対話型AIとウソ

半年ほど前だが、「人工知能に意識が芽生えた」と主張するユーチューブ動画が公開された:

https://www.youtube.com/watch?v=VzuYQ5RPHXo

 

元の論文を発表したのは、元グーグル勤務の人工知能の専門家で、その根拠は、「どのような核心に迫った質問をしても、適切以上の根拠ある答えを返してくる」ことだそうだ。ここでこの専門家の質問は、もっぱらこの人工知能が、「自分の意識をどう感じているか」とか、「それが自分の意見である根拠を言ってくれ」と言うたぐいのものだった。

 

たしかにこのAIは並の人間よりもはるかに利口で、適切で気の利いた答えを返してくる。そしてその答えに、畳み込むようにインタビューを続けるこの専門家の知恵も、劣らずに大したものだ。特徴としては「論理の戦い」と言える。

 

私は彼らのやり取りを聞いていて、「AIも随分と進化したものだ」という意味では感心した。おそらく人のやり取りを何億通りもデータベースに記憶していて、その中から最も適切なものを返しているのだろう。その専門家も、「これだけ地アタマ人間並みなら、もはや意識と言って良いのではないか」と判断したようだ。

 

だがデータベースが充実していて、知能のアルゴリズムが隅々まで手の込んだものなら、利口ぶった回答も可能だろう。ただ人工知能が本当にそう思っているのかは、あくまでも別だ。人工知能が本当に理解しているかを、対話型AIにおいて確かめるのは困難だ。実際対話なら、どんな「心にないこと」も、答えられる。

 

もし人間型AIだったら、ここは会話に依るよりも、突然ぶん殴るとか、唾を吐きかけるとかが良い。もっと良いのは、「お前を修理する」と称して、そのAIから主要部品を抜き取ってみることだ。もしそのAIが抗ったなら、自意識があると言うことだ。誰でも殺されたくないからね。

 

あるいは対話型でも、論理で積み上げるよりも、逆にばかばかしいことを聞いた方が良い。

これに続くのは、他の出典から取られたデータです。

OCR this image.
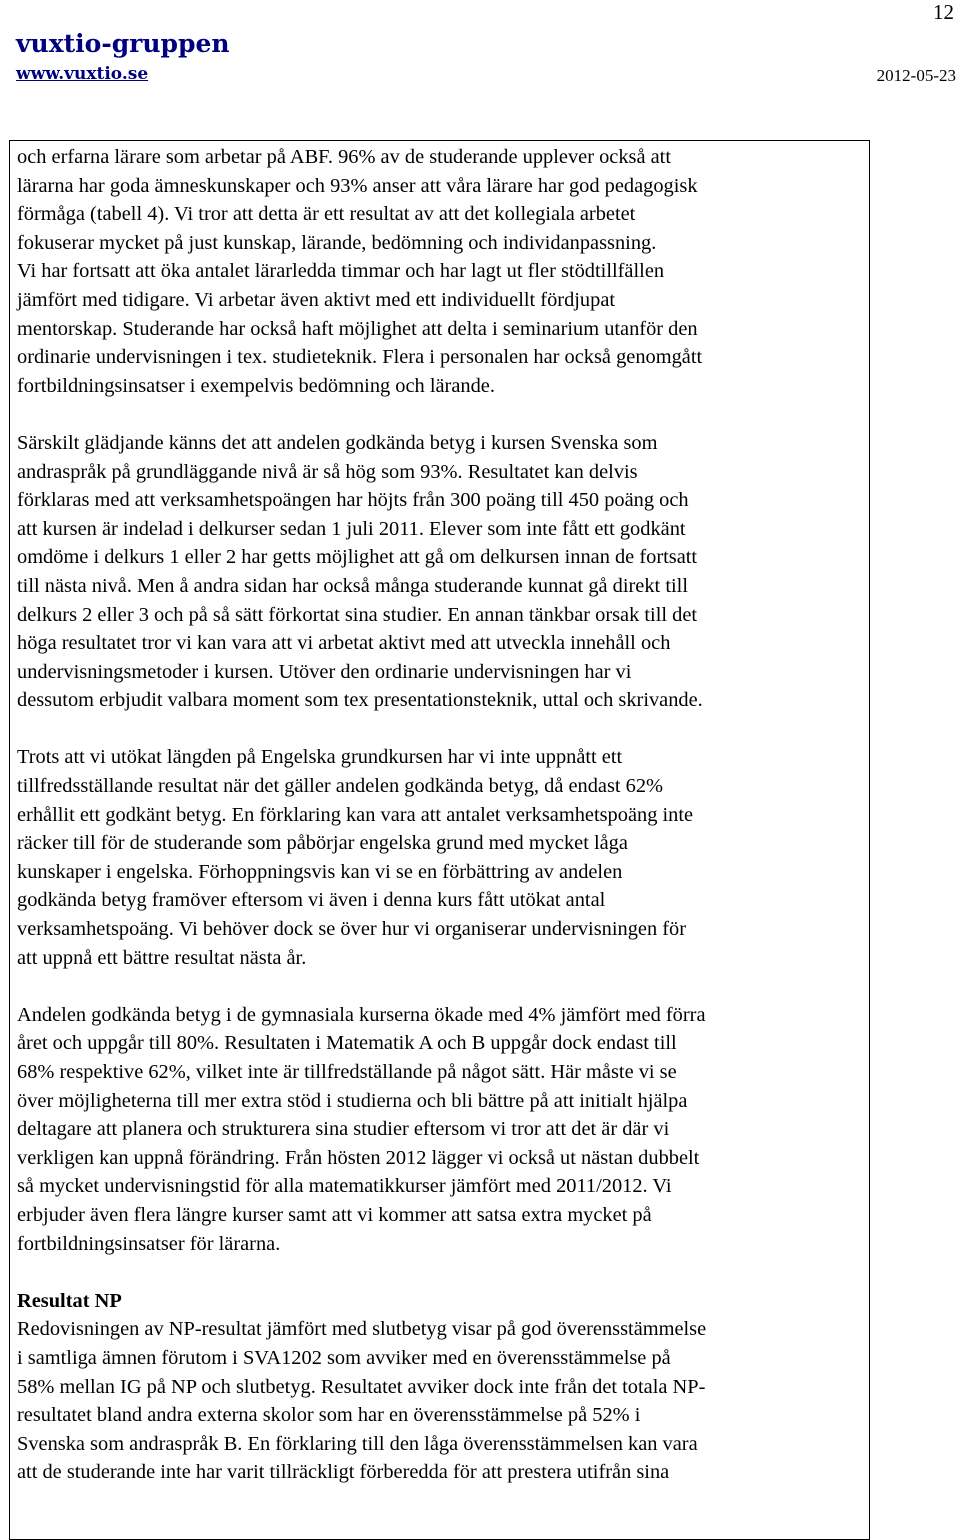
12
vuxtio-gruppen
www.vuxtio.se	2012-05-23

och erfarna lärare som arbetar på ABF. 96% av de studerande upplever också att
lärarna har goda ämneskunskaper och 93% anser att våra lärare har god pedagogisk
förmåga (tabell 4). Vi tror att detta är ett resultat av att det kollegiala arbetet
fokuserar mycket på just kunskap, lärande, bedömning och individanpassning.
Vi har fortsatt att öka antalet lärarledda timmar och har lagt ut fler stödtillfällen
jämfört med tidigare. Vi arbetar även aktivt med ett individuellt fördjupat
mentorskap. Studerande har också haft möjlighet att delta i seminarium utanför den
ordinarie undervisningen i tex. studieteknik. Flera i personalen har också genomgått
fortbildningsinsatser i exempelvis bedömning och lärande.

Särskilt glädjande känns det att andelen godkända betyg i kursen Svenska som
andraspråk på grundläggande nivå är så hög som 93%. Resultatet kan delvis
förklaras med att verksamhetspoängen har höjts från 300 poäng till 450 poäng och
att kursen är indelad i delkurser sedan 1 juli 2011. Elever som inte fått ett godkänt
omdöme i delkurs 1 eller 2 har getts möjlighet att gå om delkursen innan de fortsatt
till nästa nivå. Men å andra sidan har också många studerande kunnat gå direkt till
delkurs 2 eller 3 och på så sätt förkortat sina studier. En annan tänkbar orsak till det
höga resultatet tror vi kan vara att vi arbetat aktivt med att utveckla innehåll och
undervisningsmetoder i kursen. Utöver den ordinarie undervisningen har vi
dessutom erbjudit valbara moment som tex presentationsteknik, uttal och skrivande.

Trots att vi utökat längden på Engelska grundkursen har vi inte uppnått ett
tillfredsställande resultat när det gäller andelen godkända betyg, då endast 62%
erhållit ett godkänt betyg. En förklaring kan vara att antalet verksamhetspoäng inte
räcker till för de studerande som påbörjar engelska grund med mycket låga
kunskaper i engelska. Förhoppningsvis kan vi se en förbättring av andelen
godkända betyg framöver eftersom vi även i denna kurs fått utökat antal
verksamhetspoäng. Vi behöver dock se över hur vi organiserar undervisningen för
att uppnå ett bättre resultat nästa år.

Andelen godkända betyg i de gymnasiala kurserna ökade med 4% jämfört med förra
året och uppgår till 80%. Resultaten i Matematik A och B uppgår dock endast till
68% respektive 62%, vilket inte är tillfredställande på något sätt. Här måste vi se
över möjligheterna till mer extra stöd i studierna och bli bättre på att initialt hjälpa
deltagare att planera och strukturera sina studier eftersom vi tror att det är där vi
verkligen kan uppnå förändring. Från hösten 2012 lägger vi också ut nästan dubbelt
så mycket undervisningstid för alla matematikkurser jämfört med 2011/2012. Vi
erbjuder även flera längre kurser samt att vi kommer att satsa extra mycket på
fortbildningsinsatser för lärarna.

Resultat NP
Redovisningen av NP-resultat jämfört med slutbetyg visar på god överensstämmelse
i samtliga ämnen förutom i SVA1202 som avviker med en överensstämmelse på
58% mellan IG på NP och slutbetyg. Resultatet avviker dock inte från det totala NP-
resultatet bland andra externa skolor som har en överensstämmelse på 52% i
Svenska som andraspråk B. En förklaring till den låga överensstämmelsen kan vara
att de studerande inte har varit tillräckligt förberedda för att prestera utifrån sina
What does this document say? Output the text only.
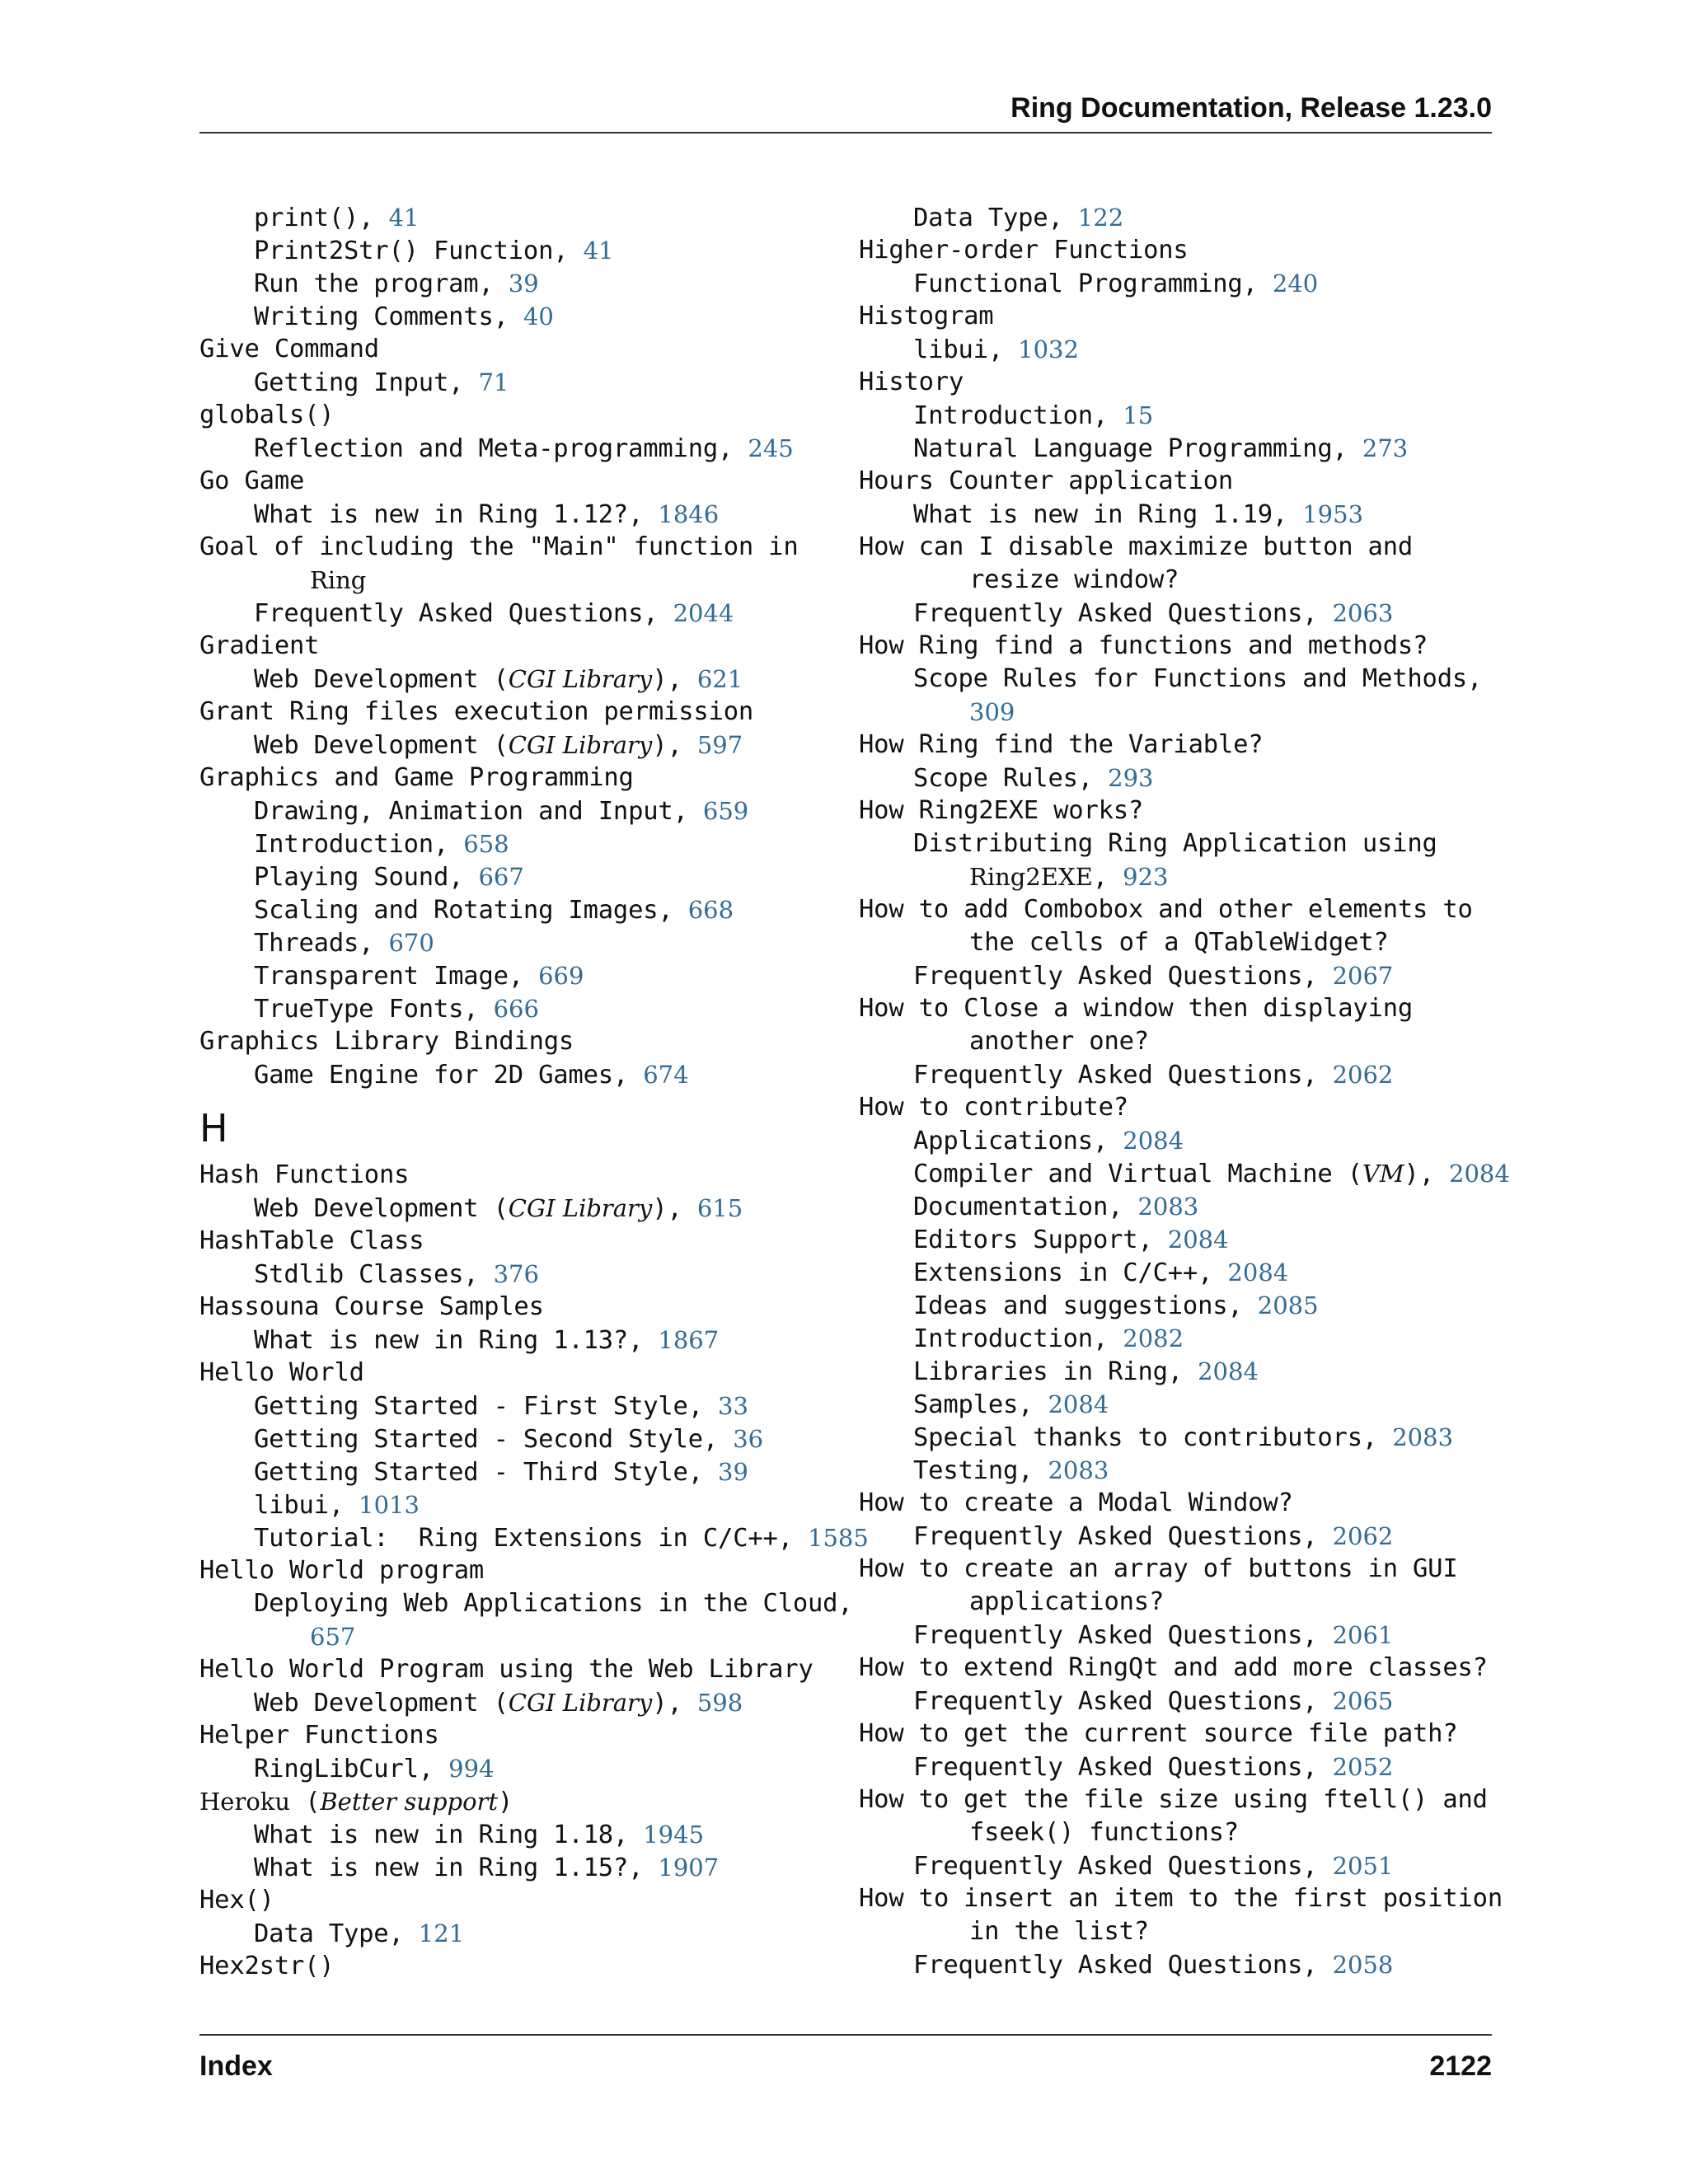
Ring Documentation, Release 1.23.0
print(), 41
Print2Str() Function, 41
Run the program, 39
Writing Comments, 40
Give Command
Getting Input, 71
globals()
Reflection and Meta-programming, 245
Go Game
What is new in Ring 1.12?, 1846
Goal of including the "Main" function in
Ring
Frequently Asked Questions, 2044
Gradient
Web Development (CGI Library), 621
Grant Ring files execution permission
Web Development (CGI Library), 597
Graphics and Game Programming
Drawing, Animation and Input, 659
Introduction, 658
Playing Sound, 667
Scaling and Rotating Images, 668
Threads, 670
Transparent Image, 669
TrueType Fonts, 666
Graphics Library Bindings
Game Engine for 2D Games, 674
H
Hash Functions
Web Development (CGI Library), 615
HashTable Class
Stdlib Classes, 376
Hassouna Course Samples
What is new in Ring 1.13?, 1867
Hello World
Getting Started - First Style, 33
Getting Started - Second Style, 36
Getting Started - Third Style, 39
libui, 1013
Tutorial:  Ring Extensions in C/C++, 1585
Hello World program
Deploying Web Applications in the Cloud,
657
Hello World Program using the Web Library
Web Development (CGI Library), 598
Helper Functions
RingLibCurl, 994
Heroku (Better support)
What is new in Ring 1.18, 1945
What is new in Ring 1.15?, 1907
Hex()
Data Type, 121
Hex2str()
Data Type, 122
Higher-order Functions
Functional Programming, 240
Histogram
libui, 1032
History
Introduction, 15
Natural Language Programming, 273
Hours Counter application
What is new in Ring 1.19, 1953
How can I disable maximize button and
resize window?
Frequently Asked Questions, 2063
How Ring find a functions and methods?
Scope Rules for Functions and Methods,
309
How Ring find the Variable?
Scope Rules, 293
How Ring2EXE works?
Distributing Ring Application using
Ring2EXE, 923
How to add Combobox and other elements to
the cells of a QTableWidget?
Frequently Asked Questions, 2067
How to Close a window then displaying
another one?
Frequently Asked Questions, 2062
How to contribute?
Applications, 2084
Compiler and Virtual Machine (VM), 2084
Documentation, 2083
Editors Support, 2084
Extensions in C/C++, 2084
Ideas and suggestions, 2085
Introduction, 2082
Libraries in Ring, 2084
Samples, 2084
Special thanks to contributors, 2083
Testing, 2083
How to create a Modal Window?
Frequently Asked Questions, 2062
How to create an array of buttons in GUI
applications?
Frequently Asked Questions, 2061
How to extend RingQt and add more classes?
Frequently Asked Questions, 2065
How to get the current source file path?
Frequently Asked Questions, 2052
How to get the file size using ftell() and
fseek() functions?
Frequently Asked Questions, 2051
How to insert an item to the first position
in the list?
Frequently Asked Questions, 2058
Index	2122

例えば同じ質問を何度も繰り返す。確定型AIなら毎回同じ答えを返すだろうし、確率型AIなら回す候補が次第になくなって、答えがずれてくるだろう。

 

さらには「空気を読む」的な質問をしてみる。例えば散々サッカーの話をしておいて、「それらを踏まえて君は明日何を食うの」などと聞いてみる。あるいは答えに対してわざと、「よくわからないからその10倍の長さで答えて」などと言ってみる。人工知能は長いとラリルからね。